NOTHING, and I mean Nothing, has gone according to my reproductive plan.
Ever since I was old enough to understand pregnancy, I have wanted to become a mother. I had a goal of having six children; three girls and three boys. I wanted to start having children not long after being married; maybe waiting a year before conceiving. I’d pop children out from the time I started, which according to my timeline would have been in my early to mid-twenties, and be finished by the time I was 35.
My real life was drastically different.
I ended up deciding that I did not want to have children about a year before my husband and I married. After he told me that Anthony was in the womb of another woman, I was so very hurt. I turned my strongest desire for my life into a dagger to hurt my him. It didn’t work and it wasn’t until now that I realize what I was doing all those years ago. I dressed up my real reason for no longer wanting children by saying my husband already had two children (a boy and a girl) so there was nothing left for me to give him. The real reason was, I was hurt. I was hurt because I wanted to be the one to give him his first boy. That was taken from me. Because of that, I closed myself off to reproducing (stupid). I was on either the pill or the Nuva ring for some time. After our first three years of marriage, my hearts desire became to come through the parts I’d hardened and I started to strongly desire children again.
We were in financial hardships by then and having a child was not something I thought we could plan. We were living with his mom and I thought that purposefully conceiving was irresponsible. After our fifth year of marriage, Jazmine was born. A complete, but totally welcomed, surprise.
I so desired more children and desperately wanted to conceive soon after delivery but finances were what they were and I thought it best not to try. On the IUD I went. For our tenth anniversary, my husband and I decided to have another baby. It never occurred to me that I would have to “try to” conceive but that is what happened. After six months, I was pregnant. A few weeks later, I was no longer pregnant. Two years later, we were expecting Baby Grace. What a long-awaited answer to prayer!
So here I am, eight months postpartum, hoping to conceive again. I thought it would be quick since, technically speaking, my womb is open. But alas, no baby yet.

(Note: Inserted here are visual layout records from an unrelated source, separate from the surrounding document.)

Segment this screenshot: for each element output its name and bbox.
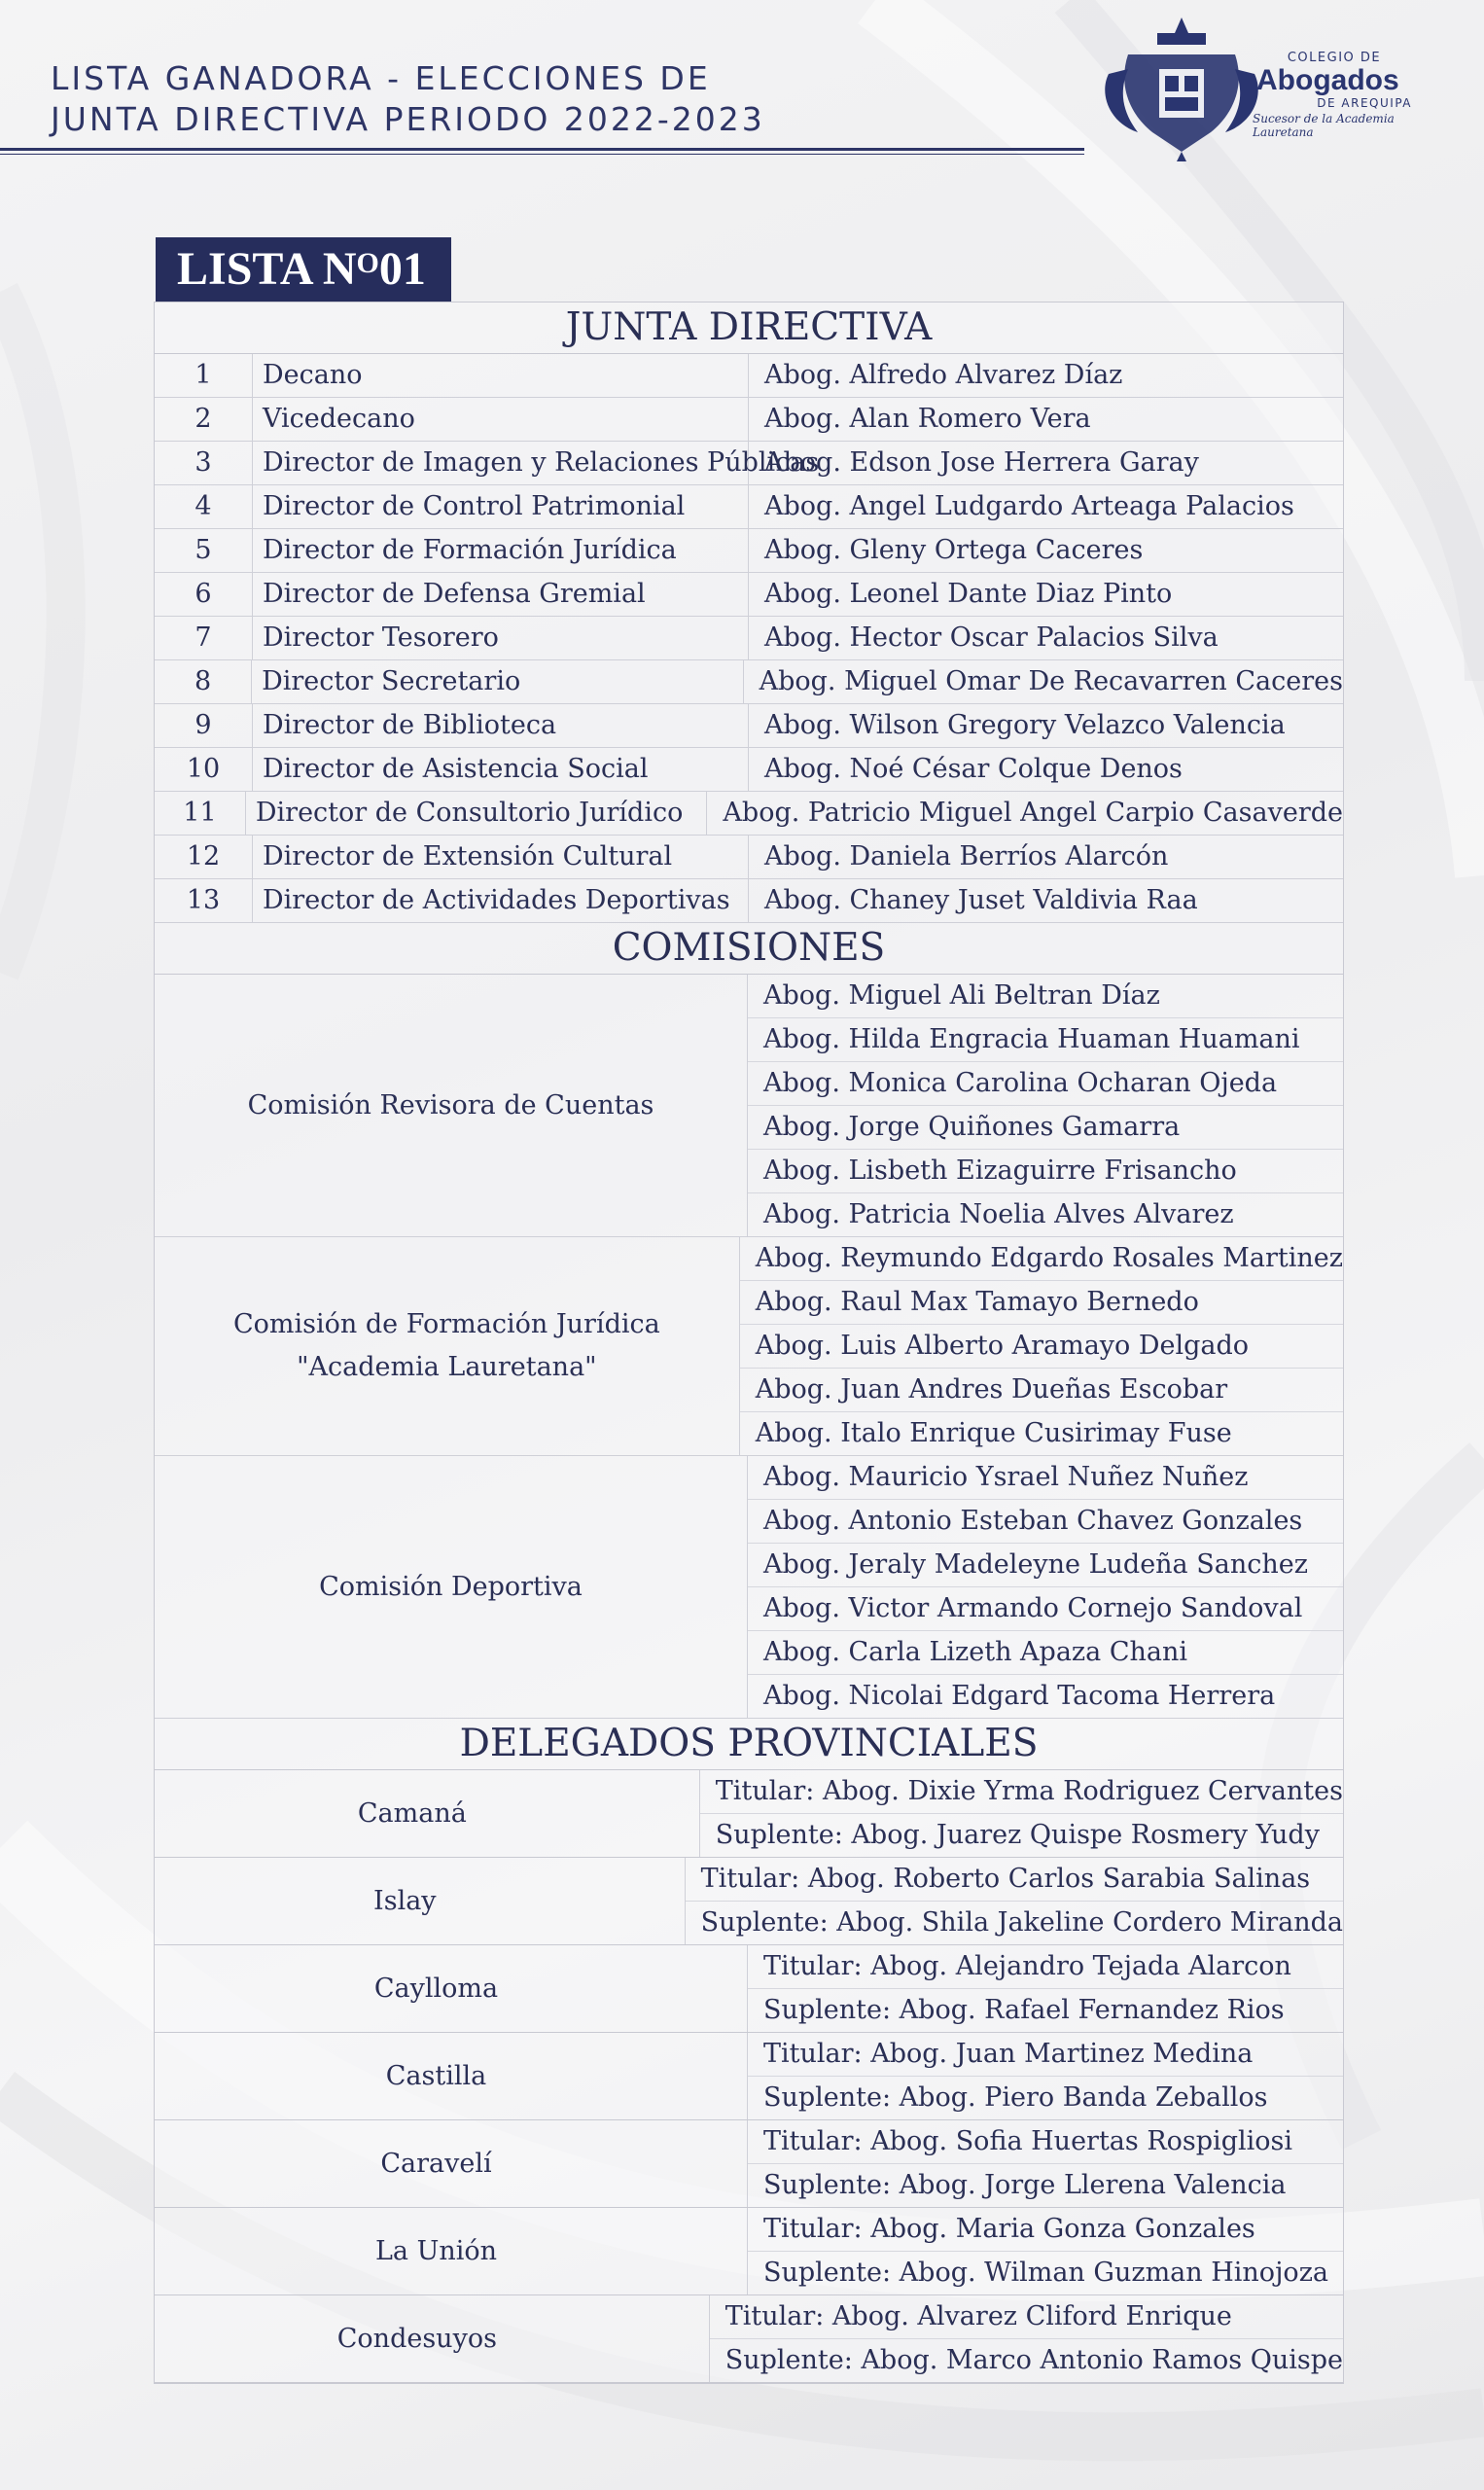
- list-item: Abog. Victor Armando Cornejo Sandoval: [748, 1587, 1343, 1631]
- suplente-item: Suplente: Abog. Marco Antonio Ramos Quispe: [724, 2345, 1343, 2375]
- suplente-item: Suplente: Abog. Piero Banda Zeballos: [763, 2082, 1268, 2113]
- table-row: [155, 836, 1343, 879]
- section-heading-comisiones: COMISIONES: [155, 923, 1343, 975]
- delegate-group: [155, 2208, 1343, 2295]
- row-nombre: Abog. Angel Ludgardo Arteaga Palacios: [764, 491, 1294, 521]
- delegate-members: [748, 1945, 1343, 2032]
- commission-members: [740, 1237, 1343, 1455]
- row-cargo: Director de Biblioteca: [253, 704, 749, 747]
- commission-members: [748, 1456, 1343, 1718]
- list-item: Abog. Reymundo Edgardo Rosales Martinez: [740, 1237, 1343, 1281]
- commission-label-line: Comisión Revisora de Cuentas: [247, 1089, 654, 1120]
- delegate-group: [155, 2295, 1343, 2383]
- delegate-group: [155, 1770, 1343, 1858]
- row-nombre: Abog. Alan Romero Vera: [764, 404, 1091, 434]
- list-item: Abog. Italo Enrique Cusirimay Fuse: [755, 1418, 1232, 1448]
- commission-label: [155, 975, 748, 1236]
- province-label: La Unión: [155, 2208, 748, 2294]
- list-item: Abog. Carla Lizeth Apaza Chani: [748, 1631, 1343, 1675]
- delegate-members: [686, 1858, 1343, 1944]
- badge-sup: O: [356, 247, 379, 279]
- row-cargo: Director de Extensión Cultural: [253, 836, 749, 878]
- logo-motto: Sucesor de la Academia Lauretana: [1253, 112, 1395, 139]
- logo-wordmark: [1253, 51, 1459, 139]
- row-nombre: Abog. Patricio Miguel Angel Carpio Casaverde: [723, 798, 1343, 828]
- list-item: Abog. Monica Carolina Ocharan Ojeda: [748, 1062, 1343, 1106]
- list-item: Abog. Luis Alberto Aramayo Delgado: [740, 1325, 1343, 1369]
- table-row: [155, 398, 1343, 442]
- row-number: 4: [155, 485, 253, 528]
- row-cargo: Director de Actividades Deportivas: [253, 879, 749, 922]
- row-number: 13: [155, 879, 253, 922]
- row-cargo: Director Secretario: [252, 660, 743, 703]
- commission-label-line: Comisión Deportiva: [319, 1571, 583, 1602]
- row-number: 7: [155, 617, 253, 659]
- row-cargo: Director de Imagen y Relaciones Públicas: [253, 442, 749, 484]
- row-cargo: Director de Formación Jurídica: [253, 529, 749, 572]
- list-item: Abog. Raul Max Tamayo Bernedo: [740, 1281, 1343, 1325]
- list-item: Abog. Jorge Quiñones Gamarra: [748, 1106, 1343, 1150]
- commission-group: [155, 1237, 1343, 1456]
- section-heading-delegados: DELEGADOS PROVINCIALES: [155, 1719, 1343, 1770]
- table-row: [155, 792, 1343, 836]
- delegate-group: [155, 2120, 1343, 2208]
- commission-label: [155, 1237, 740, 1455]
- row-cargo: Director de Defensa Gremial: [253, 573, 749, 616]
- list-item: Abog. Juan Andres Dueñas Escobar: [740, 1369, 1343, 1412]
- row-cargo: Director de Asistencia Social: [253, 748, 749, 791]
- row-nombre: Abog. Alfredo Alvarez Díaz: [764, 360, 1123, 390]
- list-item: Abog. Jeraly Madeleyne Ludeña Sanchez: [748, 1544, 1343, 1587]
- row-number: 9: [155, 704, 253, 747]
- delegate-group: [155, 1858, 1343, 1945]
- suplente-item: Suplente: Abog. Shila Jakeline Cordero Miranda: [700, 1907, 1343, 1938]
- commission-label: [155, 1456, 748, 1718]
- college-logo: [1099, 16, 1459, 161]
- table-row: [155, 617, 1343, 660]
- coat-of-arms-icon: [1099, 16, 1264, 161]
- row-cargo: Vicedecano: [253, 398, 749, 441]
- province-label: Castilla: [155, 2033, 748, 2119]
- row-cargo: Director de Consultorio Jurídico: [246, 792, 708, 835]
- delegate-members: [700, 1770, 1343, 1857]
- row-nombre: Abog. Wilson Gregory Velazco Valencia: [764, 710, 1286, 740]
- province-label: Caylloma: [155, 1945, 748, 2032]
- row-number: 12: [155, 836, 253, 878]
- table-row: [155, 748, 1343, 792]
- logo-small-text: COLEGIO DE: [1287, 51, 1382, 65]
- badge-text: LISTA N: [177, 243, 357, 295]
- row-number: 3: [155, 442, 253, 484]
- row-number: 2: [155, 398, 253, 441]
- list-item: Abog. Miguel Ali Beltran Díaz: [748, 975, 1343, 1018]
- row-number: 1: [155, 354, 253, 397]
- list-item: Abog. Lisbeth Eizaguirre Frisancho: [748, 1150, 1343, 1193]
- row-cargo: Director Tesorero: [253, 617, 749, 659]
- suplente-item: Suplente: Abog. Juarez Quispe Rosmery Yudy: [715, 1820, 1320, 1850]
- row-nombre: Abog. Noé César Colque Denos: [764, 754, 1183, 784]
- commission-group: [155, 975, 1343, 1237]
- titular-item: Titular: Abog. Roberto Carlos Sarabia Salinas: [686, 1858, 1343, 1902]
- suplente-item: Suplente: Abog. Wilman Guzman Hinojoza: [763, 2258, 1329, 2288]
- section-heading-junta: JUNTA DIRECTIVA: [155, 302, 1343, 354]
- table-row: [155, 704, 1343, 748]
- suplente-item: Suplente: Abog. Jorge Llerena Valencia: [763, 2170, 1287, 2200]
- header-divider: [0, 148, 1084, 151]
- row-number: 11: [155, 792, 246, 835]
- badge-number: 01: [378, 243, 426, 295]
- table-row: [155, 485, 1343, 529]
- province-label: Caravelí: [155, 2120, 748, 2207]
- commission-label-line: "Academia Lauretana": [297, 1352, 597, 1382]
- title-line-2: JUNTA DIRECTIVA PERIODO 2022-2023: [51, 100, 765, 138]
- page-title: [51, 58, 765, 140]
- delegate-members: [748, 2033, 1343, 2119]
- row-nombre: Abog. Edson Jose Herrera Garay: [764, 447, 1199, 478]
- list-badge: [156, 237, 451, 302]
- logo-big-text: Abogados: [1256, 64, 1399, 96]
- row-cargo: Director de Control Patrimonial: [253, 485, 749, 528]
- table-row: [155, 354, 1343, 398]
- commission-group: [155, 1456, 1343, 1719]
- row-nombre: Abog. Miguel Omar De Recavarren Caceres: [759, 666, 1343, 696]
- results-table: [154, 302, 1344, 2384]
- table-row: [155, 879, 1343, 923]
- table-row: [155, 442, 1343, 485]
- row-nombre: Abog. Daniela Berríos Alarcón: [764, 841, 1169, 872]
- province-label: Condesuyos: [155, 2295, 710, 2382]
- titular-item: Titular: Abog. Sofia Huertas Rospigliosi: [748, 2120, 1343, 2164]
- row-number: 8: [155, 660, 252, 703]
- commission-members: [748, 975, 1343, 1236]
- province-label: Islay: [155, 1858, 686, 1944]
- delegate-members: [748, 2208, 1343, 2294]
- list-item: Abog. Hilda Engracia Huaman Huamani: [748, 1018, 1343, 1062]
- titular-item: Titular: Abog. Juan Martinez Medina: [748, 2033, 1343, 2077]
- list-item: Abog. Mauricio Ysrael Nuñez Nuñez: [748, 1456, 1343, 1500]
- row-cargo: Decano: [253, 354, 749, 397]
- table-row: [155, 660, 1343, 704]
- table-row: [155, 573, 1343, 617]
- list-item: Abog. Patricia Noelia Alves Alvarez: [763, 1199, 1234, 1229]
- table-row: [155, 529, 1343, 573]
- commission-label-line: Comisión de Formación Jurídica: [233, 1309, 660, 1339]
- province-label: Camaná: [155, 1770, 700, 1857]
- titular-item: Titular: Abog. Dixie Yrma Rodriguez Cervantes: [700, 1770, 1343, 1814]
- suplente-item: Suplente: Abog. Rafael Fernandez Rios: [763, 1995, 1285, 2025]
- row-number: 6: [155, 573, 253, 616]
- delegate-members: [710, 2295, 1343, 2382]
- title-line-1: LISTA GANADORA - ELECCIONES DE: [51, 59, 711, 97]
- row-number: 10: [155, 748, 253, 791]
- row-nombre: Abog. Hector Oscar Palacios Silva: [764, 622, 1219, 653]
- row-number: 5: [155, 529, 253, 572]
- list-item: Abog. Antonio Esteban Chavez Gonzales: [748, 1500, 1343, 1544]
- delegate-group: [155, 1945, 1343, 2033]
- header-divider-thin: [0, 154, 1084, 155]
- row-nombre: Abog. Leonel Dante Diaz Pinto: [764, 579, 1173, 609]
- titular-item: Titular: Abog. Alejandro Tejada Alarcon: [748, 1945, 1343, 1989]
- delegate-members: [748, 2120, 1343, 2207]
- list-item: Abog. Nicolai Edgard Tacoma Herrera: [763, 1681, 1276, 1711]
- row-nombre: Abog. Chaney Juset Valdivia Raa: [764, 885, 1198, 915]
- delegate-group: [155, 2033, 1343, 2120]
- logo-sub-text: DE AREQUIPA: [1317, 96, 1412, 110]
- titular-item: Titular: Abog. Maria Gonza Gonzales: [748, 2208, 1343, 2252]
- row-nombre: Abog. Gleny Ortega Caceres: [764, 535, 1144, 565]
- titular-item: Titular: Abog. Alvarez Cliford Enrique: [710, 2295, 1343, 2339]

I look at large families with a longing heart, yearning for all the love, craziness, chaos, and warmth their families possess. I wish my womb was as open as theirs to conceive and carry. I wish right now, that I was growing a new life inside of me. Envy and jealousy are sins. Unfortunately, right now, they are the sins that I face whenever I come into contact with a large family. Since we are a homeschooling family, most of my mom peers have large families which makes this a daily struggle.
I am grateful for the two blessings I have. None of this post takes away from my thankfulness for having them. This post is an expression of longing for more while cherishing what you have. If this post resonates with you, know you are not alone.